In Tsujihara’s own message to the studio’s troops, he hailed Greenblatt’s arrival, while also offering words of appreciation for Richard Pepler and David Levy, who are stepping down as the heads of HBO and Turner, respectively, saying “both have made tremendous contributions to the success of WarnerMedia and its predecessor, Time Warner, and both have been terrific partners to Warner Bros. and to me over the years.”

Tsujihara’s memo to staff on Monday is below.

Dear Colleagues:

First, I’d like to welcome our colleagues at Cartoon Network, Boomerang, Adult Swim, TCM and Otter Media to the global Warner Bros. family. I hope everyone has had the opportunity to read John Stankey’s message from this morning regarding some very important organizational changes that are redefining our parent company, WarnerMedia.

While change is never easy, a realigned WarnerMedia will be better-positioned, better-resourced and better able to compete on all fronts.  We are literally entering a new chapter in our company’s history.

I’ve known and worked with Bob Greenblatt throughout the years, and I’m looking forward to working with him and the newly combined WarnerMedia Entertainment to fully maximize our companies’ assets and efforts.  

Here at Warner Bros., incorporating Cartoon Network, Boomerang and Adult Swim into the company will truly make Kids/Young Adults/Animation a fundamental pillar of our business. This newly combined operation will allow us to take an integrated, global approach to all our kids and animation businesses (TV, film, games, consumer products) like never before, using the companies’ IP, talent and legacies to create an animation powerhouse.

Turner Classic Movies is also a natural fit with Warner Bros., given we have the largest and most valuable film library in the business.

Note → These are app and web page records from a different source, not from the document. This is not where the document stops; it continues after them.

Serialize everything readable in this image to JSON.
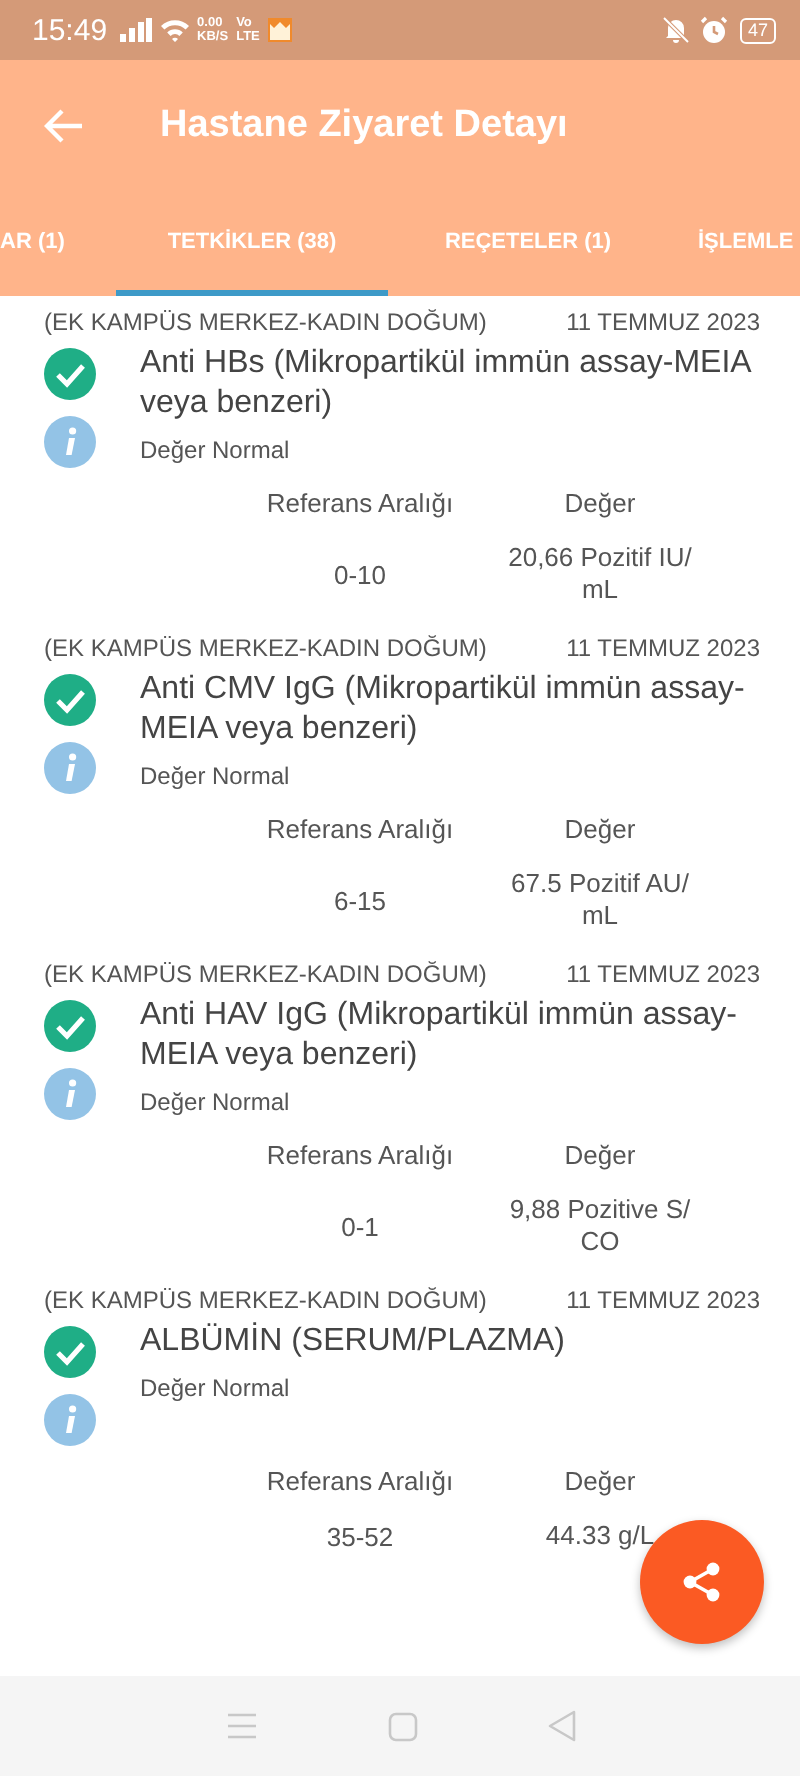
{
  "status_bar": {
    "time": "15:49",
    "net_speed": "0.00",
    "net_unit": "KB/S",
    "volte": "Vo",
    "lte": "LTE",
    "battery": "47"
  },
  "header": {
    "title": "Hastane Ziyaret Detayı"
  },
  "tabs": [
    {
      "label": "AR (1)",
      "selected": false
    },
    {
      "label": "TETKİKLER (38)",
      "selected": true
    },
    {
      "label": "REÇETELER (1)",
      "selected": false
    },
    {
      "label": "İŞLEMLE",
      "selected": false
    }
  ],
  "results": [
    {
      "site": "(EK KAMPÜS MERKEZ-KADIN DOĞUM)",
      "date": "11 TEMMUZ 2023",
      "normal": true,
      "name": "Anti HBs  (Mikropartikül immün assay-MEIA veya benzeri)",
      "note": "Değer Normal",
      "range_label": "Referans Aralığı",
      "value_label": "Değer",
      "range": "0-10",
      "value": "20,66 Pozitif IU/mL"
    },
    {
      "site": "(EK KAMPÜS MERKEZ-KADIN DOĞUM)",
      "date": "11 TEMMUZ 2023",
      "normal": true,
      "name": "Anti CMV IgG (Mikropartikül immün assay-MEIA veya benzeri)",
      "note": "Değer Normal",
      "range_label": "Referans Aralığı",
      "value_label": "Değer",
      "range": "6-15",
      "value": "67.5 Pozitif AU/mL"
    },
    {
      "site": "(EK KAMPÜS MERKEZ-KADIN DOĞUM)",
      "date": "11 TEMMUZ 2023",
      "normal": true,
      "name": "Anti HAV IgG (Mikropartikül immün assay-MEIA veya benzeri)",
      "note": "Değer Normal",
      "range_label": "Referans Aralığı",
      "value_label": "Değer",
      "range": "0-1",
      "value": "9,88 Pozitive S/CO"
    },
    {
      "site": "(EK KAMPÜS MERKEZ-KADIN DOĞUM)",
      "date": "11 TEMMUZ 2023",
      "normal": true,
      "name": "ALBÜMİN (SERUM/PLAZMA)",
      "note": "Değer Normal",
      "range_label": "Referans Aralığı",
      "value_label": "Değer",
      "range": "35-52",
      "value": "44.33 g/L"
    }
  ]
}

Partnering TCM and Warner Bros. will help us give fans more of what they want in new and exciting ways, while building on the Studio’s almost-100-year history as a leader in filmed entertainment.

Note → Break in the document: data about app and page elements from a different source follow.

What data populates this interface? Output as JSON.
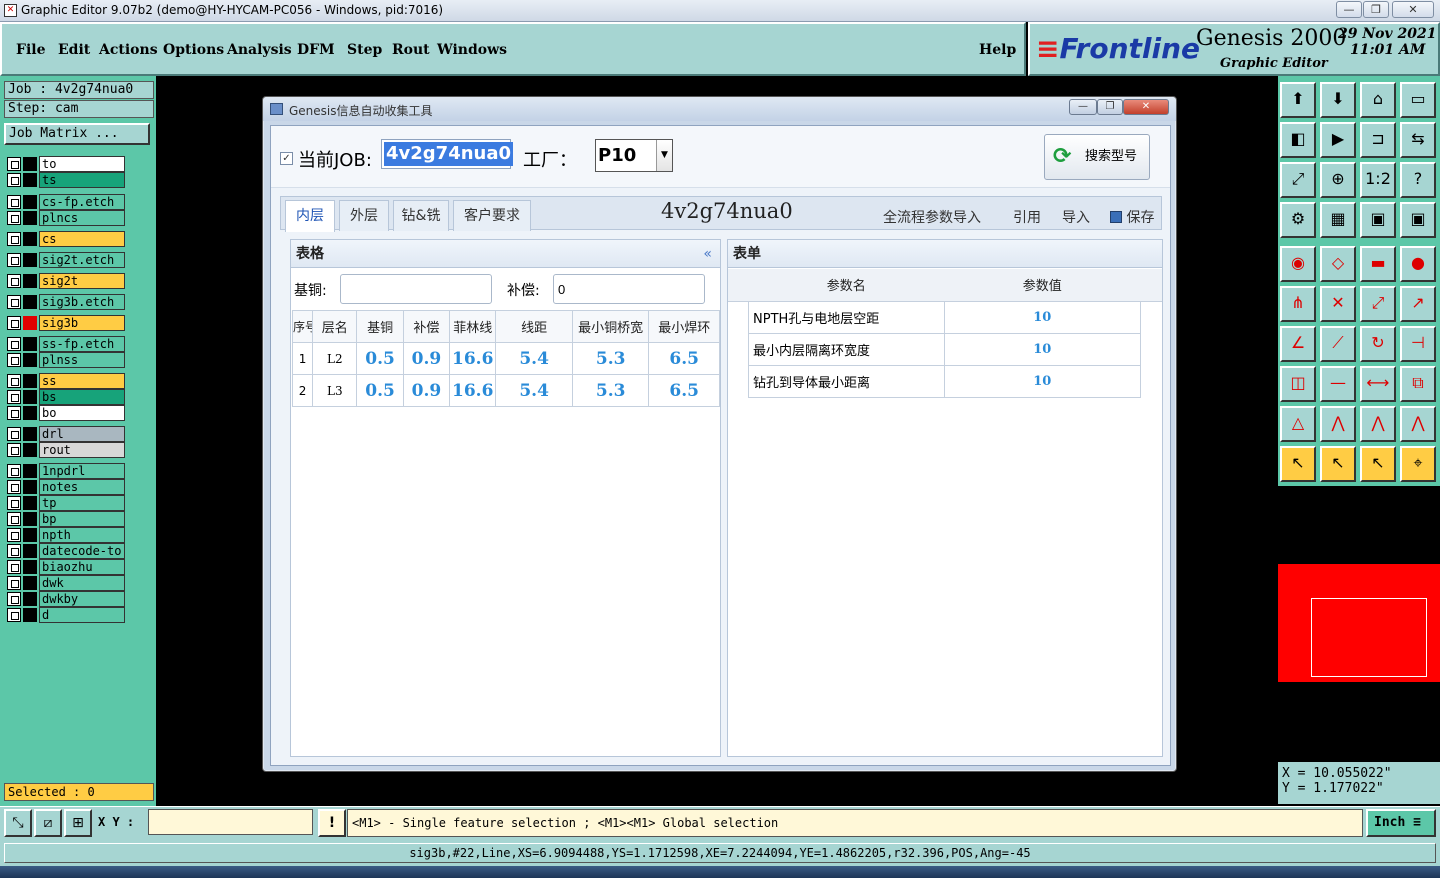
{
  "window": {
    "title": "Graphic Editor 9.07b2 (demo@HY-HYCAM-PC056 - Windows, pid:7016)",
    "min_glyph": "—",
    "max_glyph": "❐",
    "close_glyph": "✕"
  },
  "menu": [
    "File",
    "Edit",
    "Actions",
    "Options",
    "Analysis",
    "DFM",
    "Step",
    "Rout",
    "Windows"
  ],
  "help_label": "Help",
  "brand": {
    "logo_text": "Frontline",
    "product": "Genesis 2000",
    "subtitle": "Graphic Editor",
    "date": "29 Nov 2021",
    "time": "11:01 AM"
  },
  "left": {
    "job_line": "Job : 4v2g74nua0",
    "step_line": "Step: cam",
    "job_matrix": "Job Matrix ...",
    "layers": [
      {
        "name": "to",
        "color": "#ffffff"
      },
      {
        "name": "ts",
        "color": "#17a37a"
      },
      {
        "name": "cs-fp.etch",
        "color": "#5cc7a8"
      },
      {
        "name": "plncs",
        "color": "#5cc7a8"
      },
      {
        "name": "cs",
        "color": "#ffcc44"
      },
      {
        "name": "sig2t.etch",
        "color": "#5cc7a8"
      },
      {
        "name": "sig2t",
        "color": "#ffcc44"
      },
      {
        "name": "sig3b.etch",
        "color": "#5cc7a8"
      },
      {
        "name": "sig3b",
        "color": "#ffcc44"
      },
      {
        "name": "ss-fp.etch",
        "color": "#5cc7a8"
      },
      {
        "name": "plnss",
        "color": "#5cc7a8"
      },
      {
        "name": "ss",
        "color": "#ffcc44"
      },
      {
        "name": "bs",
        "color": "#17a37a"
      },
      {
        "name": "bo",
        "color": "#ffffff"
      },
      {
        "name": "drl",
        "color": "#a9b7c0"
      },
      {
        "name": "rout",
        "color": "#d8d8d8"
      },
      {
        "name": "1npdrl",
        "color": "#5cc7a8"
      },
      {
        "name": "notes",
        "color": "#5cc7a8"
      },
      {
        "name": "tp",
        "color": "#5cc7a8"
      },
      {
        "name": "bp",
        "color": "#5cc7a8"
      },
      {
        "name": "npth",
        "color": "#5cc7a8"
      },
      {
        "name": "datecode-to",
        "color": "#5cc7a8"
      },
      {
        "name": "biaozhu",
        "color": "#5cc7a8"
      },
      {
        "name": "dwk",
        "color": "#5cc7a8"
      },
      {
        "name": "dwkby",
        "color": "#5cc7a8"
      },
      {
        "name": "d",
        "color": "#5cc7a8"
      }
    ],
    "selected": "Selected : 0"
  },
  "coords": {
    "x": "X = 10.055022\"",
    "y": "Y = 1.177022\""
  },
  "bottom": {
    "xy_label": "X Y :",
    "xy_value": "",
    "hint": "<M1> - Single feature selection ; <M1><M1> Global selection",
    "unit": "Inch",
    "status": "sig3b,#22,Line,XS=6.9094488,YS=1.1712598,XE=7.2244094,YE=1.4862205,r32.396,POS,Ang=-45"
  },
  "dialog": {
    "title": "Genesis信息自动收集工具",
    "job_label": "当前JOB:",
    "job_value": "4v2g74nua0",
    "factory_label": "工厂：",
    "factory_value": "P10",
    "search_label": "搜索型号",
    "tabs": [
      "内层",
      "外层",
      "钻&铣",
      "客户要求"
    ],
    "job_heading": "4v2g74nua0",
    "actions": {
      "import_all": "全流程参数导入",
      "cite": "引用",
      "import": "导入",
      "save": "保存"
    },
    "left_panel": {
      "title": "表格",
      "base_label": "基铜:",
      "base_value": "",
      "comp_label": "补偿:",
      "comp_value": "0",
      "columns": [
        "序号",
        "层名",
        "基铜",
        "补偿",
        "菲林线",
        "线距",
        "最小铜桥宽",
        "最小焊环"
      ],
      "rows": [
        [
          "1",
          "L2",
          "0.5",
          "0.9",
          "16.6",
          "5.4",
          "5.3",
          "6.5"
        ],
        [
          "2",
          "L3",
          "0.5",
          "0.9",
          "16.6",
          "5.4",
          "5.3",
          "6.5"
        ]
      ]
    },
    "right_panel": {
      "title": "表单",
      "columns": [
        "参数名",
        "参数值"
      ],
      "rows": [
        [
          "NPTH孔与电地层空距",
          "10"
        ],
        [
          "最小内层隔离环宽度",
          "10"
        ],
        [
          "钻孔到导体最小距离",
          "10"
        ]
      ]
    }
  }
}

Otter Media speaks loudly — and effectively — to the millennial/Gen Z audience and brings together highly passionate communities through content. Bringing our iconic brands, infrastructure and library together with Otter’s creative talent, reach and diverse set of communities will help us grow this important audience segment for Warner Bros. and WarnerMedia content and services. This move also enables us to create the scale necessary for passion-driven digital media companies to be successful.

Additionally, all activities around consumer products for WarnerMedia properties will now fall under the WBCP umbrella.

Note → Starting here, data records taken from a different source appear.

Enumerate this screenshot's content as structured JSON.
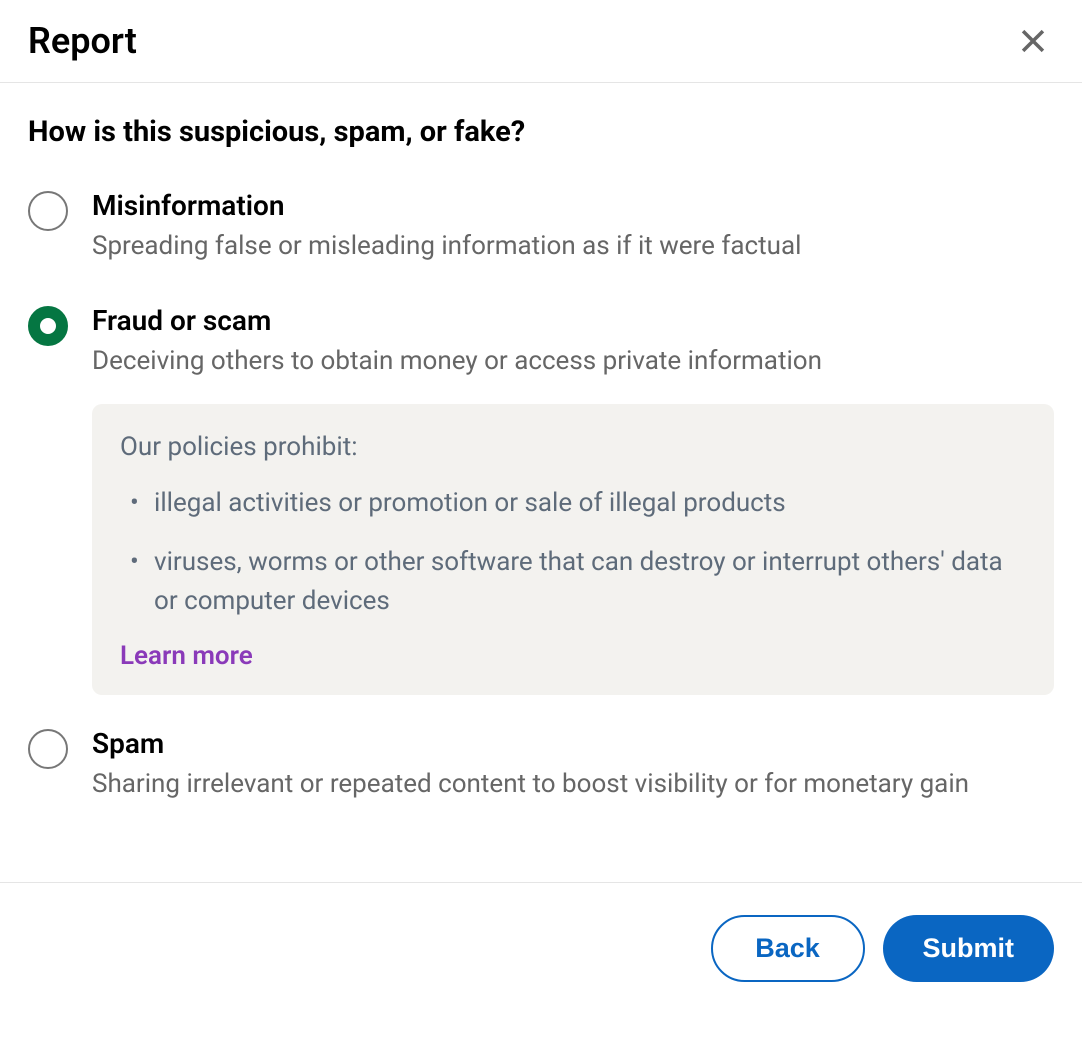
{
  "header": {
    "title": "Report"
  },
  "body": {
    "question": "How is this suspicious, spam, or fake?",
    "options": [
      {
        "id": "misinformation",
        "title": "Misinformation",
        "description": "Spreading false or misleading information as if it were factual",
        "selected": false
      },
      {
        "id": "fraud-scam",
        "title": "Fraud or scam",
        "description": "Deceiving others to obtain money or access private information",
        "selected": true
      },
      {
        "id": "spam",
        "title": "Spam",
        "description": "Sharing irrelevant or repeated content to boost visibility or for monetary gain",
        "selected": false
      }
    ],
    "policy_box": {
      "heading": "Our policies prohibit:",
      "items": [
        "illegal activities or promotion or sale of illegal products",
        "viruses, worms or other software that can destroy or interrupt others' data or computer devices"
      ],
      "learn_more_label": "Learn more"
    }
  },
  "footer": {
    "back_label": "Back",
    "submit_label": "Submit"
  },
  "colors": {
    "accent_green": "#057642",
    "accent_blue": "#0a66c2",
    "link_purple": "#8a3ab9",
    "grey_text": "#666666",
    "policy_bg": "#f3f2ef"
  }
}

As we welcome these businesses into the Warner Bros. family, we are also reaffirming our commitment to being the number one destination for creative talent. We will continue to work with the industry’s best writers, directors, producers, actors, designers and developers to create the broadest and most diverse roster of film, television, game and digital properties. Warner Bros.’ production entities are an unmatched content engine, supplying both third-party and WarnerMedia platforms with the world’s best entertainment. And that’s not going to change. 

Warner Bros. is now positioned to form deeper and more meaningful relationships with our fans and consumers. Combined with AT&T’s reach and first-in-class technology, the opportunity is even bigger.

Finally, I’d like to acknowledge Richard Plepler and David Levy. Richard and David have been my colleagues and friends for more than two decades. Both have made tremendous contributions to the success of WarnerMedia and its predecessor, Time Warner, and both have been terrific partners to Warner Bros. and to me over the years. I’m sad to see them leave the company, but I know they’ll be hugely successful at whatever they choose to do next.

I’m sure you have many questions, and we’ll continue to provide additional information as it becomes available in the days and weeks ahead, including at the State of the Studio on March 14th. I hope you will join us.

Again, I’m excited about what’s ahead for Warner Bros. and for all of us. I’m proud to call all of you colleagues and I’m glad we’re on this journey together.